De treize ans plus jeune que Jung, ce fut elle qui rechercha une relation personnelle avec lui, lui fit connaître la spiritualité orientale et l’aida à libérer son intuition des entraves de son intellect; elle le ramenait à la réalité de la vie quotidienne lorsqu’il se perdait. On pourrait dire que Toni Wolff était l’image du moi féminin et inconnu de Jung, pont et guide pour lui pendant cette période de crise.

« Soit elle ne m’aimait pas et mon sort lui était indifférent, soit elle m’aimait – et certainement elle m’aimait –  alors c’était ni plus ni moins de l’héroïsme. Ce genre de choses ne s’oublie pas et je lui en serai éternellement reconnaissant. »

Emma Jung aurait dit vers la fin de sa vie ces très belles paroles d’amour:

« Je remercierai toujours Toni pour avoir fait pour mon mari ce que ni moi ni personne ne pouvions faire pour lui à ce moment très critique. « 

Leur relation, professionnelle et personnelle, durera quarante ans en parallèle avec le mariage de Jung. Elle était vécue ouvertement, bien que, dans les premiers temps, elle fut souvent pénible pour les deux femmes, jusqu’à ce que soit trouvé un mode de vie acceptable. Emma confia à une amie bien plus tard :

« Vous savez, jamais il ne m’a pris quoi que ce soit pour le donner à Toni ; au contraire, plus il lui donnait, plus il semblait capable de me donner. »

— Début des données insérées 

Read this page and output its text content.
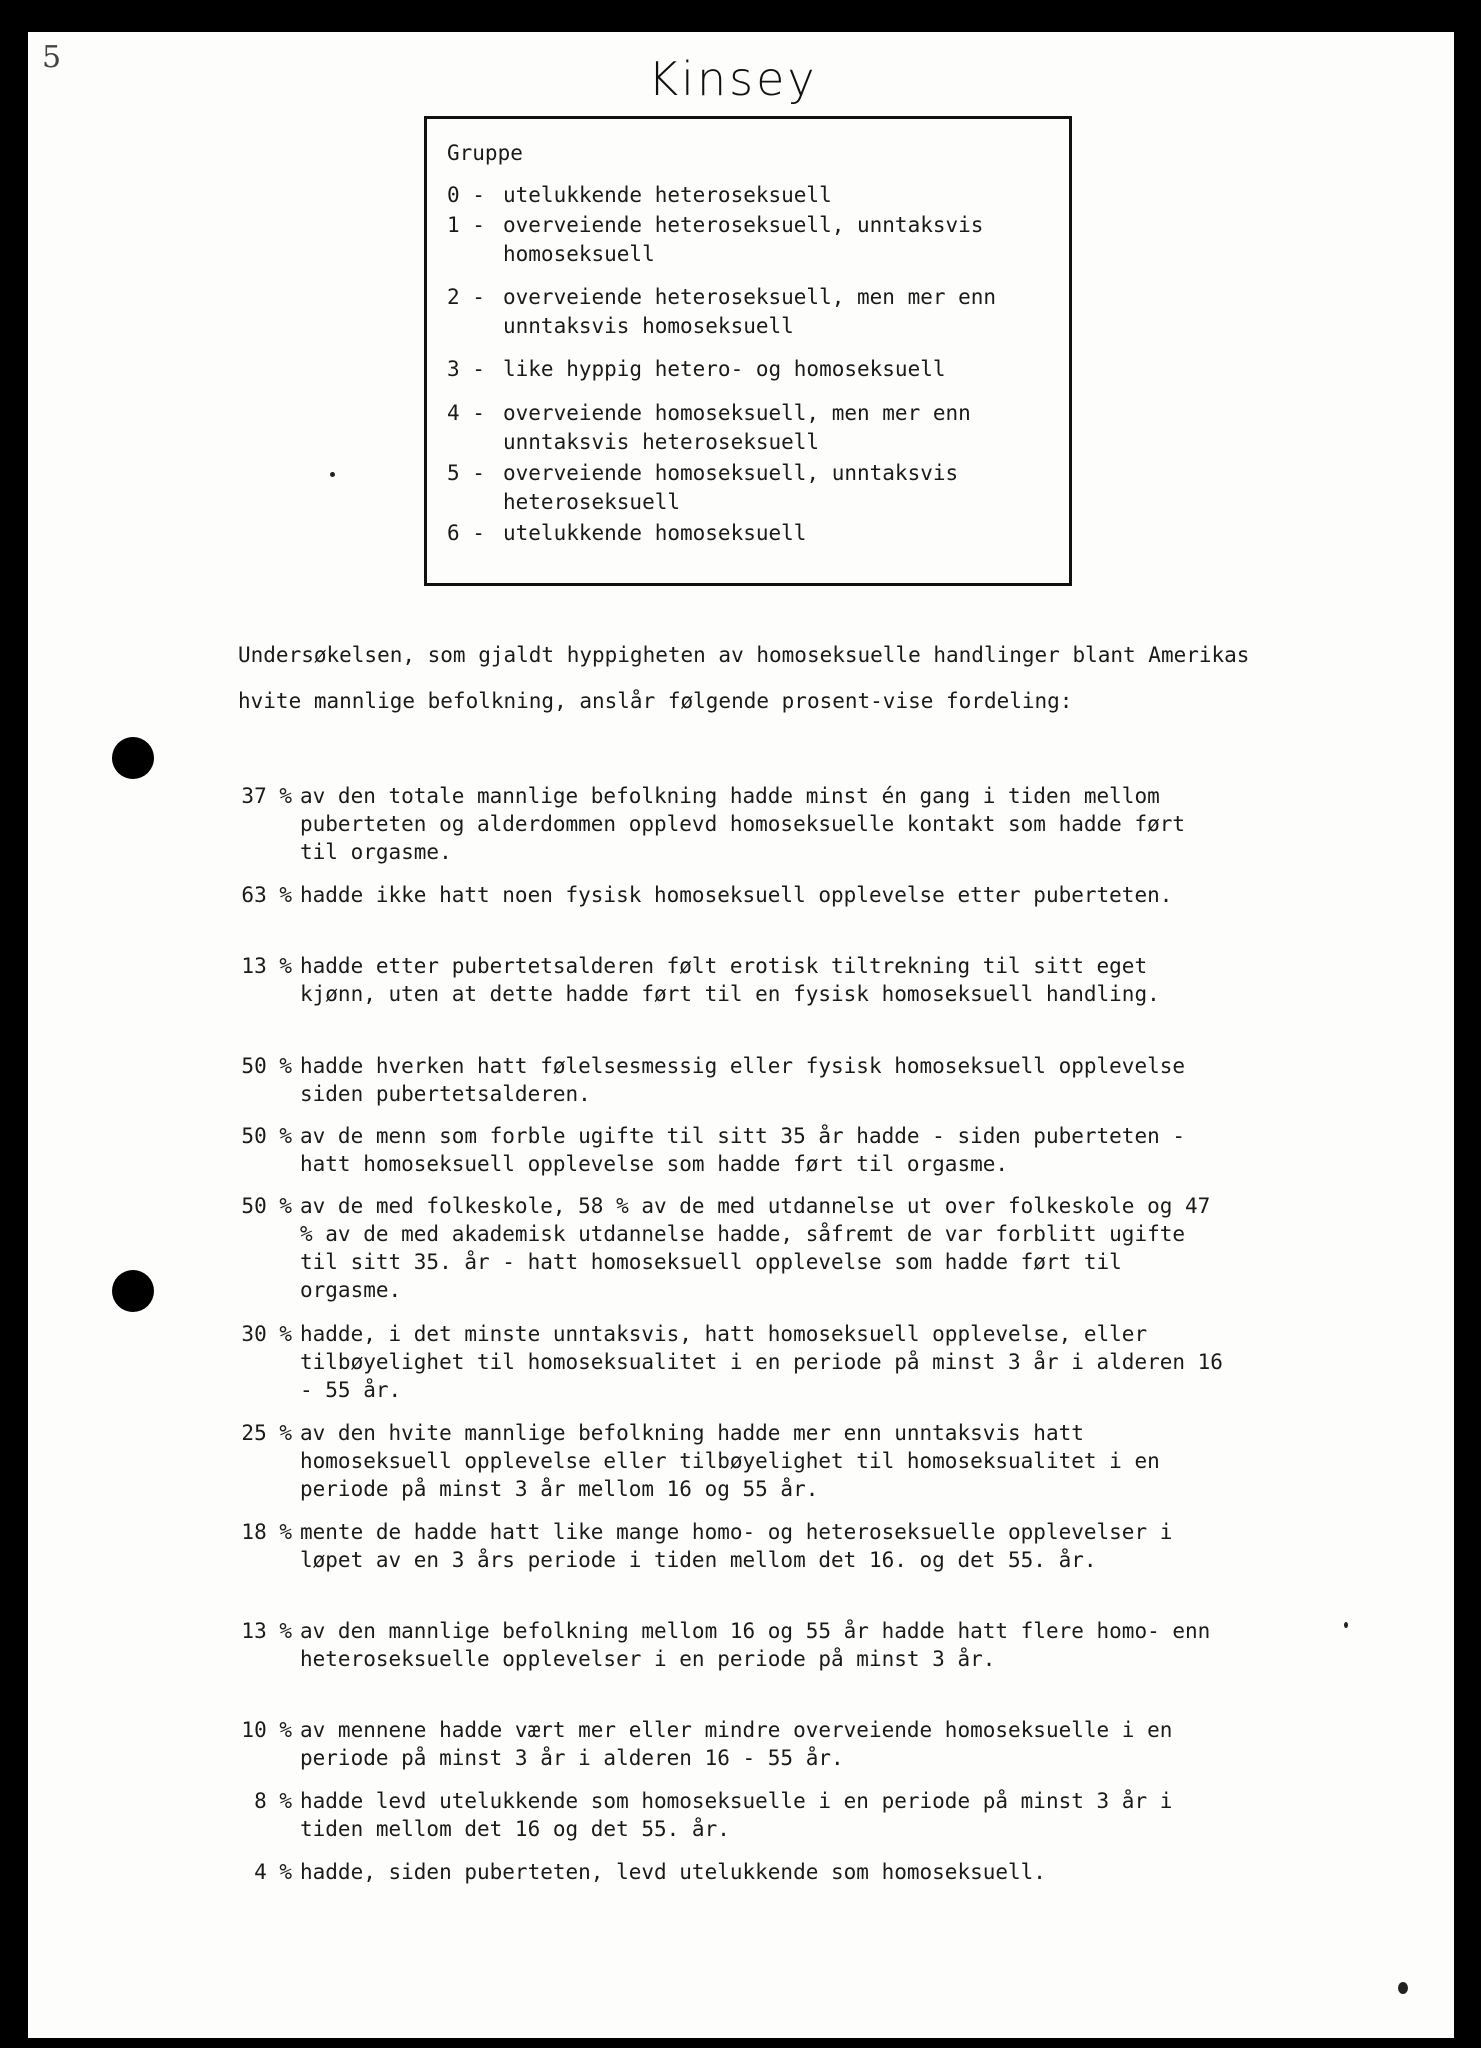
5	Kinsey
Gruppe
0 - utelukkende heteroseksuell
1 - overveiende heteroseksuell, unntaksvis homoseksuell
2 - overveiende heteroseksuell, men mer enn unntaksvis homoseksuell
3 - like hyppig hetero- og homoseksuell
4 - overveiende homoseksuell, men mer enn unntaksvis heteroseksuell
5 - overveiende homoseksuell, unntaksvis heteroseksuell
6 - utelukkende homoseksuell
Undersøkelsen, som gjaldt hyppigheten av homoseksuelle handlinger blant Amerikas hvite mannlige befolkning, anslår følgende prosent-vise fordeling:
37 % av den totale mannlige befolkning hadde minst én gang i tiden mellom puberteten og alderdommen opplevd homoseksuelle kontakt som hadde ført til orgasme.
63 % hadde ikke hatt noen fysisk homoseksuell opplevelse etter puberteten.
13 % hadde etter pubertetsalderen følt erotisk tiltrekning til sitt eget kjønn, uten at dette hadde ført til en fysisk homoseksuell handling.
50 % hadde hverken hatt følelsesmessig eller fysisk homoseksuell opplevelse siden pubertetsalderen.
50 % av de menn som forble ugifte til sitt 35 år hadde - siden puberteten - hatt homoseksuell opplevelse som hadde ført til orgasme.
50 % av de med folkeskole, 58 % av de med utdannelse ut over folkeskole og 47 % av de med akademisk utdannelse hadde, såfremt de var forblitt ugifte til sitt 35. år - hatt homoseksuell opplevelse som hadde ført til orgasme.
30 % hadde, i det minste unntaksvis, hatt homoseksuell opplevelse, eller tilbøyelighet til homoseksualitet i en periode på minst 3 år i alderen 16 - 55 år.
25 % av den hvite mannlige befolkning hadde mer enn unntaksvis hatt homoseksuell opplevelse eller tilbøyelighet til homoseksualitet i en periode på minst 3 år mellom 16 og 55 år.
18 % mente de hadde hatt like mange homo- og heteroseksuelle opplevelser i løpet av en 3 års periode i tiden mellom det 16. og det 55. år.
13 % av den mannlige befolkning mellom 16 og 55 år hadde hatt flere homo- enn heteroseksuelle opplevelser i en periode på minst 3 år.
10 % av mennene hadde vært mer eller mindre overveiende homoseksuelle i en periode på minst 3 år i alderen 16 - 55 år.
8 % hadde levd utelukkende som homoseksuelle i en periode på minst 3 år i tiden mellom det 16 og det 55. år.
4 % hadde, siden puberteten, levd utelukkende som homoseksuell.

Jung et Toni s’étaient moins vus dans ses dernières années. Elle était, d’une part, moins en vue depuis son départ à la retraite, en 1948, de la présidence du Club psychologique qu’elle avait brillamment assurée pendant vingt ans; et d’autre part, elle souffrait d’une arthrite grave qui ne permettait pas de se retirer à Bollingen, au confort trop primitif pour son état de santé; cependant, elle continua son travail analytique jusqu’au bout. Et, peut-être que, indépendamment des circonstance extérieures, l’intérêt que Jung lui portait s’était amenuisé.

On a dit de Toni Wolff que, «de tous les amis proches de Jung, elle fut celle qui souffrit le plus». Toni dit une fois à Barbara Hannah, son amie et collègue qu’elle ne voudrait en aucun cas survivre à Jung. Lui-même confia de son côté qu’étant donné que Toni était plus jeune de treize ans que lui, «je n’avais jamais sérieusement envisagé la possibilité qu’elle pût mourir avant moi». Son propre état de santé l’empêcha de se rendre aux funérailles, mais Emma fut présente au service commémoratif.

Jung écrivit dans une lettre à une amie : « J’ai effectivement été durement touché par la perte de Mlle Wolff. Sa disparition a laissé parmi nous une lacune que rien ne saurait combler. »

Barbara Hannah décrit la réaction de Jung :

Extérieurement, il resta si calme que sa femme et sa secrétaire me confièrent qu’elles pensaient qu’il avait surmonté le choc au bout de quelques jours. Toutefois, mes notes du mois d’avril 1953 révèlent ce que lui-même disait, à savoir que son pouls battait encore entre 80 et 120, accélération qui subsista pendant un certain temps. Il est vrai pourtant qu’il fut aidé en voyant Toni apparaître dans un rêve qu’il reçut la nuit de Pâques : elle paraissait beaucoup plus grande et jeune qu’au moment de sa mort, elle était très belle; elle portait une robe chatoyant des multiples couleurs d’un oiseau du paradis, avec, pour dominante, le merveilleux bleu du martin-pêcheur. Jung ne vit que cette image, car le rêve ne comportait aucune action; et il fut particulièrement impressionné de recevoir ce rêve la nuit de la Résurrection.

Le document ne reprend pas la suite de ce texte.